@vpsgeek said:
I keep reading that it is not production ready yet but what does it lack that it is considered unfit to be offered as replacement for OpenVZ?
1) There's no easy way to handle storage. Users have to use either ZFS (which is fine but doesn't work for user quotas inside of the VM), or LVM (which doesn't easily shrink). There was talks about making XFS work for storage but who knows.
2) You have to use a bridged interface because there's no easy networking system like vznet. While a bridge is nice, it makes it an issue on hosts that require some sort of MAC whitelisting. You also have the issue where you need to use ebtables to stop a user from spoofing packets
3) LXC just isn't built with mutli-tenant occupancy in mind. LXC does have unprivileged containers, but that isn't the #1 thing they're always keeping in mind.
4) A simple fuckup in configuration can end with containers being able to read/write to devices (read: your RAID drives itself) they shouldn't be allowed to (this expands on #3).
LXC is nice, but on your own proxmox. It seems to me that the general consensus is that it's not a valid alternative to OpenVZ since it's an unprivileged container running mostly on generic kernels and designed mostly to run untrusted apps or otherwise deletable ad nutum.
Fran nailed it. LXC is awesome, I use it as much as possible within my own Proxmox nodes, but never for multi-tenant situations. There just isn't the isolation that VZ has.
The biggest example is running htop inside an LXC container reveals the host specs, not those of the container.
@dahartigan said:
The biggest example is running htop inside an LXC container reveals the host specs, not those of the container.
Is there a difference between containers in a LXD installation and LXC on Proxmox? On my LXD installation htop is showing the container specs.
Francisco said: 1) There's no easy way to handle storage. Users have to use either ZFS (which is fine but doesn't work for user quotas inside of the VM), or LVM (which doesn't easily shrink). There was talks about making XFS work for storage but who knows.
I'm using a ZFS based storage pool and once I set a disk size on the container profile that's the disk size that shows inside the container. Is that what you mean by "user quotas inside of the VM"?
I've just started playing with LXD and I'm trying to understand its limitations.

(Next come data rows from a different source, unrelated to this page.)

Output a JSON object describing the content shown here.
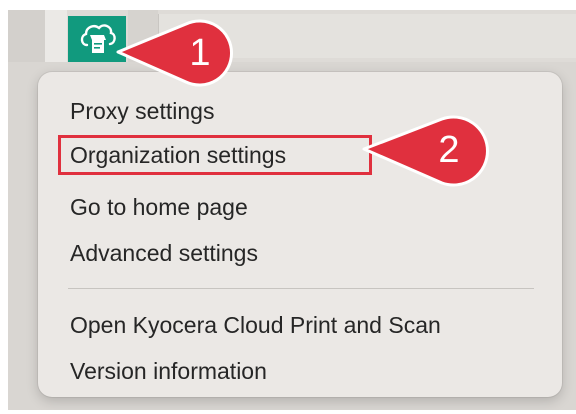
{
  "app_icon": {
    "name": "kyocera-cloud-icon",
    "color": "#119a7e"
  },
  "menu": {
    "items": [
      {
        "label": "Proxy settings"
      },
      {
        "label": "Organization settings"
      },
      {
        "label": "Go to home page"
      },
      {
        "label": "Advanced settings"
      },
      {
        "label": "Open Kyocera Cloud Print and Scan"
      },
      {
        "label": "Version information"
      }
    ]
  },
  "callouts": [
    {
      "number": "1",
      "color": "#e0303e"
    },
    {
      "number": "2",
      "color": "#e0303e"
    }
  ]
}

LXC is still somewhat inferior to both other options. OVZ is easier to overload (for those $1/mo warriors), and KVM gives you a complete virtual machine to put whatever you want on it. LXC is a "BSD Jail" for Linux. It works if you set it up correctly, but otherwise it really isn't an answer most people know exist, little alone design for use.
A related question I swear -- are there any file-based storage backends for KVM? I.E. give each VM a folder instead of a LV? Something that works well for that would let me move from OpenVZ to KVM for my mass storage nodes.
Simply, those nodes offer too much storage to just give people 1:1 mapped block devices, and lvm thinpool isn't quite as efficient for disk space and feels more than a little risky.
If there were a viable way to oversubscribe disk space, by giving people file system based VM storage instead of block device VM storage, I could just do KVM for those users.
OpenVZ is mostly abandonware at this point, and LXC isn't ready for multi-tenancy, it doesn't leave you in a great position.
@funkywizard said:
OpenVZ is mostly abandonware at this point, and LXC isn't ready for multi-tenancy, it doesn't leave you in a great position.
The symfs exposes all of your stuff to any service administrative data, fwiw. If they're running a scanner and it sees you mounted, and scans it, your shit gets deleted even if nobody has ever looked at it.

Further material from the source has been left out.